O livro Noel Rosa – O Humor na Canção (Ateliê Editorial/ Fapesp), de Mayra Pinto, foi lançado em São Paulo no dia 8 de maio, na Livraria da Vila. Vamos torcer para que, em breve, esteja em todas as rodas… digo, livrarias do Brasil!

(foto: Helvio Romero)

Para o seu governo

Esta semana fui ao teatro. Ou melhor, fui ao espetáculo de dança-teatro-poesia do grupo Caleidos, na Galeria Olido, em São Paulo. Depois de ter enfrentado o mico da Virada Cultural, semana passada, com gente demais pra tudo quanto é lado, nada melhor que voltar ao velho Centro e ver que ainda há salvação.

O Caleidos segue uma linha muito interessante de trabalho, misturando prosa, poesia, dança e teatro. A coreógrafa Bel Marques, formada na escola de Laban, propõe uma interação  entre bailarinos e público de uma forma inovadora. Eu, pelo menos, nunca tinha passado por esse tipo de experiência.
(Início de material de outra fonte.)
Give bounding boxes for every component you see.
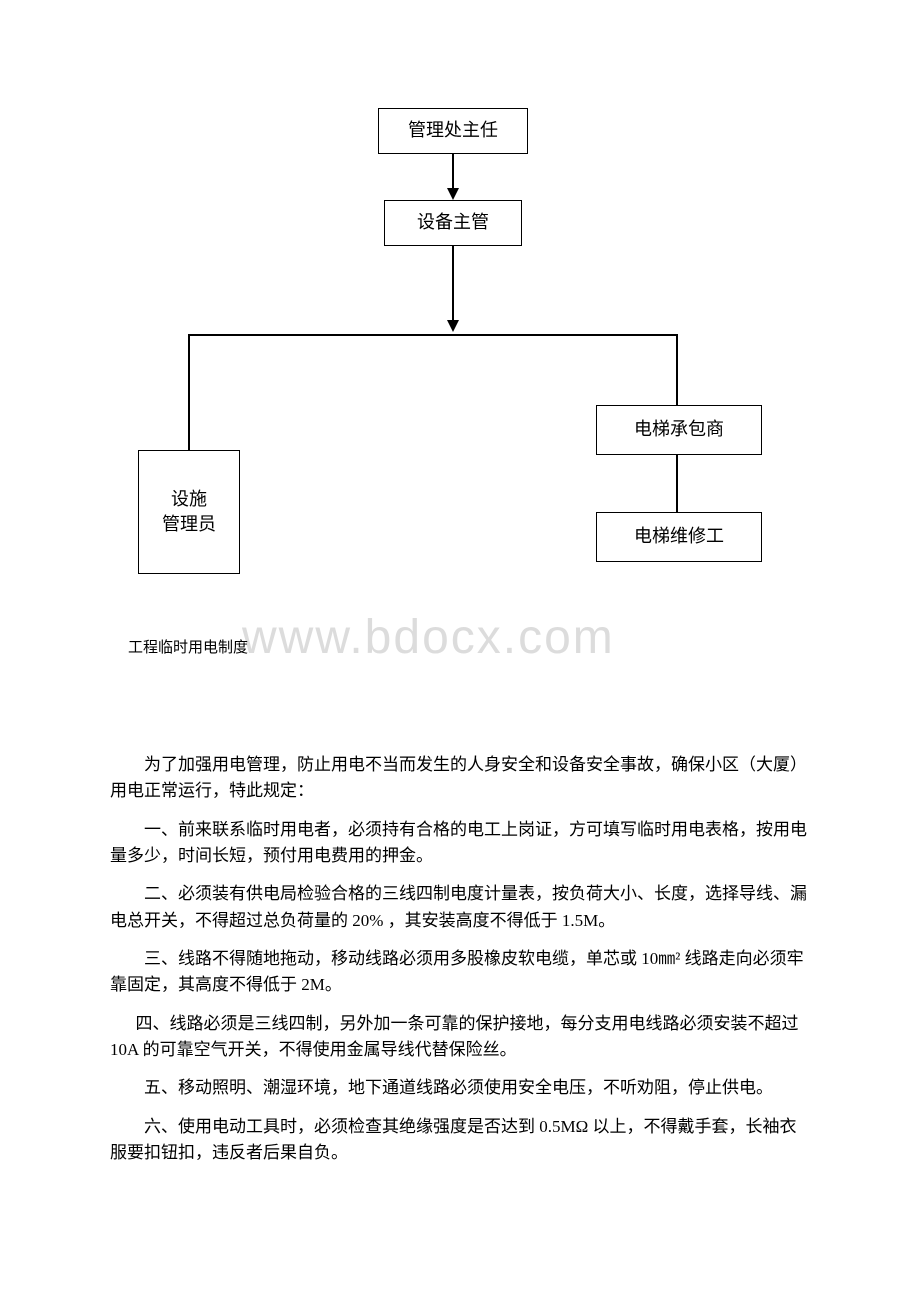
edge-bus-contractor [676, 334, 678, 405]
node-facility-label: 设施 管理员 [162, 487, 216, 537]
node-maintainer-label: 电梯维修工 [634, 524, 724, 549]
node-supervisor: 设备主管 [384, 200, 522, 246]
node-contractor-label: 电梯承包商 [634, 417, 724, 442]
node-maintainer: 电梯维修工 [596, 512, 762, 562]
arrow-director-supervisor [447, 188, 459, 200]
node-facility: 设施 管理员 [138, 450, 240, 574]
org-flowchart: 管理处主任 设备主管 设施 管理员 电梯承包商 电梯维修工 [0, 0, 920, 620]
para-5: 五、移动照明、潮湿环境，地下通道线路必须使用安全电压，不听劝阻，停止供电。 [110, 1075, 810, 1101]
edge-bus-facility [188, 334, 190, 450]
node-contractor: 电梯承包商 [596, 405, 762, 455]
para-3: 三、线路不得随地拖动，移动线路必须用多股橡皮软电缆，单芯或 10㎜² 线路走向必… [110, 946, 810, 999]
edge-contractor-maintainer [676, 455, 678, 512]
bus-line [188, 334, 678, 336]
arrow-supervisor-bus [447, 320, 459, 332]
node-director: 管理处主任 [378, 108, 528, 154]
edge-director-supervisor [452, 154, 454, 190]
node-supervisor-label: 设备主管 [417, 210, 489, 235]
para-4: 四、线路必须是三线四制，另外加一条可靠的保护接地，每分支用电线路必须安装不超过 … [110, 1011, 810, 1064]
para-1: 一、前来联系临时用电者，必须持有合格的电工上岗证，方可填写临时用电表格，按用电量… [110, 817, 810, 870]
section-heading: 工程临时用电制度 [128, 636, 248, 657]
node-director-label: 管理处主任 [408, 118, 498, 143]
para-6: 六、使用电动工具时，必须检查其绝缘强度是否达到 0.5MΩ 以上，不得戴手套，长… [110, 1114, 810, 1167]
body-text: 为了加强用电管理，防止用电不当而发生的人身安全和设备安全事故，确保小区（大厦）用… [110, 752, 810, 1178]
para-2: 二、必须装有供电局检验合格的三线四制电度计量表，按负荷大小、长度，选择导线、漏电… [110, 881, 810, 934]
section-heading-text: 工程临时用电制度 [128, 640, 248, 656]
para-0: 为了加强用电管理，防止用电不当而发生的人身安全和设备安全事故，确保小区（大厦）用… [110, 752, 810, 805]
edge-supervisor-bus [452, 246, 454, 322]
Nós (o público) entramos pelos bastidores, e fomos posicionados no palco, não na platéia. Um grande tabuleiro quadriculado, onde cada pessoa ocupou um metro quadrado marcado no chão. Os bailarinos dançaram à nossa volta, movimentando as pessoas como peças de xadrez, de um quadrado para outro, mas de forma delicada, sem constrangimentos. Tudo isso é regido por um texto, lido ao vivo pelo autor Fábio Brazil, que enumera estatísticas monstruosas sobre a nossa, digamos, civilização. “Para o seu governo, este espetáculo começou há 15 minutos. Nesse período, 2.412 mulheres sofreram algum tipo de violência no Brasil”. O “Para seu governo…” vai enumerando dados urbanos, nacionais e mundiais, mesclados a uma trilha sonora intensa e tensa.
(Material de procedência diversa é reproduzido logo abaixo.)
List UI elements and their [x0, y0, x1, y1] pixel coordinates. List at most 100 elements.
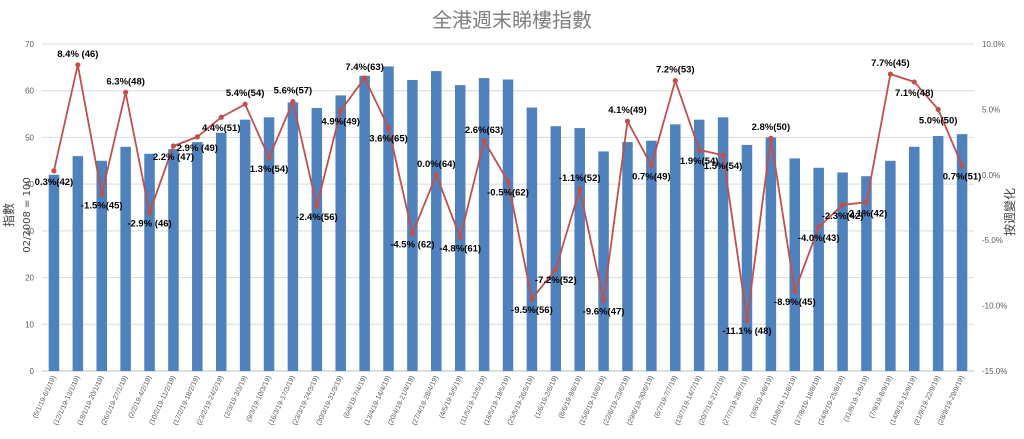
x-tick-label: (12/1/19-13/1/19)	[53, 375, 82, 427]
x-tick-label: (13/4/19-14/4/19)	[363, 375, 392, 427]
data-label: 7.1%(48)	[895, 88, 934, 99]
bar	[48, 174, 60, 371]
x-axis-ticks: (5/1/19-6/1/19)(12/1/19-13/1/19)(19/1/19…	[32, 375, 966, 427]
x-tick-label: (4/5/19-5/5/19)	[438, 375, 464, 420]
line-point	[218, 114, 224, 120]
left-tick-label: 20	[25, 274, 34, 283]
data-label: -1.1%(52)	[559, 173, 601, 184]
bar	[263, 117, 275, 371]
x-tick-label: (23/3/19-24/3/19)	[292, 375, 321, 427]
data-label: 2.6%(63)	[465, 125, 504, 136]
bar	[192, 142, 203, 371]
bar	[72, 156, 84, 371]
bar	[168, 149, 179, 371]
data-label: -0.5%(62)	[487, 187, 529, 198]
bar	[741, 144, 753, 371]
line-point	[839, 202, 846, 208]
x-tick-label: (18/5/19-19/5/19)	[483, 375, 512, 427]
bar	[215, 132, 227, 371]
line-point	[362, 75, 368, 81]
line-point	[959, 163, 965, 169]
data-label: 1.5%(54)	[704, 161, 743, 172]
data-label: -7.2%(52)	[535, 275, 577, 286]
right-tick-label: -15.0%	[982, 367, 1007, 376]
line-point	[648, 163, 654, 169]
bar	[120, 146, 131, 371]
x-tick-label: (27/7/19-28/7/19)	[722, 375, 751, 427]
data-label: -9.5%(56)	[511, 305, 553, 316]
line-point	[242, 101, 248, 107]
data-label: 4.1%(49)	[608, 105, 647, 116]
data-label: -4.8%(61)	[439, 244, 481, 255]
bar	[550, 126, 562, 372]
x-tick-label: (27/4/19-28/4/19)	[411, 375, 440, 427]
bar	[861, 176, 872, 371]
line-point	[696, 147, 702, 153]
line-point	[600, 297, 607, 303]
x-tick-label: (29/6/19-30/6/19)	[626, 375, 655, 427]
x-tick-label: (5/1/19-6/1/19)	[32, 375, 58, 420]
bar	[908, 146, 920, 371]
line-point	[863, 199, 870, 205]
bar	[454, 85, 466, 371]
x-tick-label: (21/9/19-22/9/19)	[913, 375, 942, 427]
bar	[574, 128, 585, 371]
data-label: 5.0%(50)	[919, 115, 958, 126]
bar	[622, 142, 633, 371]
data-label: -1.5%(45)	[81, 200, 123, 211]
data-label: -4.0%(43)	[798, 233, 840, 244]
x-tick-label: (20/4/19-21/4/19)	[387, 375, 416, 427]
data-label: -9.6%(47)	[583, 306, 625, 317]
x-tick-label: (25/5/19-26/5/19)	[507, 375, 536, 427]
x-tick-label: (31/8/19-1/9/19)	[843, 375, 870, 423]
bar	[359, 75, 370, 371]
bar	[431, 71, 442, 371]
data-label: 4.9%(49)	[321, 117, 360, 128]
bar	[885, 160, 896, 371]
line-point	[935, 106, 941, 112]
x-tick-label: (11/5/19-12/5/19)	[459, 375, 488, 426]
bar	[335, 95, 346, 371]
bar	[478, 78, 490, 371]
data-label: 2.2% (47)	[153, 152, 194, 163]
line-point	[290, 98, 296, 105]
line-point	[481, 138, 487, 144]
line-point	[816, 224, 822, 230]
right-tick-label: 0.0%	[982, 171, 1000, 180]
line-point	[672, 78, 678, 84]
x-tick-label: (20/7/19-21/7/19)	[698, 375, 727, 427]
bar	[598, 151, 609, 371]
x-tick-label: (9/3/19-10/3/19)	[245, 375, 272, 423]
x-tick-label: (8/6/19-9/6/19)	[558, 375, 584, 420]
line-point	[768, 135, 774, 141]
data-label: 0.7%(49)	[632, 172, 671, 183]
bar	[239, 119, 251, 371]
bar	[765, 137, 777, 371]
data-label: 2.8%(50)	[752, 122, 791, 133]
right-tick-label: 10.0%	[982, 40, 1005, 49]
line-point	[51, 168, 57, 174]
line-point	[553, 266, 559, 272]
bar	[526, 107, 538, 371]
x-tick-label: (3/8/19-4/8/19)	[749, 375, 775, 420]
x-tick-label: (10/8/19-11/8/19)	[770, 375, 799, 426]
data-label: 3.6%(65)	[369, 134, 408, 145]
left-tick-label: 0	[30, 367, 35, 376]
line-point	[457, 234, 463, 241]
line-point	[792, 288, 798, 294]
right-tick-label: -5.0%	[982, 236, 1003, 245]
line-point	[99, 191, 105, 198]
x-tick-label: (17/8/19-18/8/19)	[793, 375, 822, 427]
line-point	[75, 62, 81, 68]
x-tick-label: (15/6/19-16/6/19)	[578, 375, 607, 427]
x-tick-label: (22/6/19-23/6/19)	[602, 375, 631, 427]
chart-title: 全港週末睇樓指數	[432, 8, 592, 32]
x-tick-label: (28/9/19-29/9/19)	[937, 375, 966, 427]
data-label: 7.2%(53)	[656, 65, 695, 76]
data-label: 5.6%(57)	[274, 86, 313, 97]
bar	[96, 160, 108, 371]
data-label: 7.4%(63)	[345, 62, 384, 73]
line-series	[51, 62, 965, 323]
left-tick-label: 60	[25, 87, 34, 96]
Durante uma hora fazemos parte do espetáculo. Às vezes em pé, às vezes sentados, cada um no seu metro quadrado. Ou melhor, no quadrado da vez. Saí de lá pensativo, e louco para comer um autêntico bauru do Ponto Chic. Infelizmente, às 21 horas de uma sexta-feira, estava fechado. Sinal dos tempos, do medo que se instalou no centro de São Paulo. Os mendigos na calçada da avenida São João ocupavam seus quadrados. Ou melhor, o quadrado da vez. Amanhã estarão em outro metro quadrado, se sobreviverem.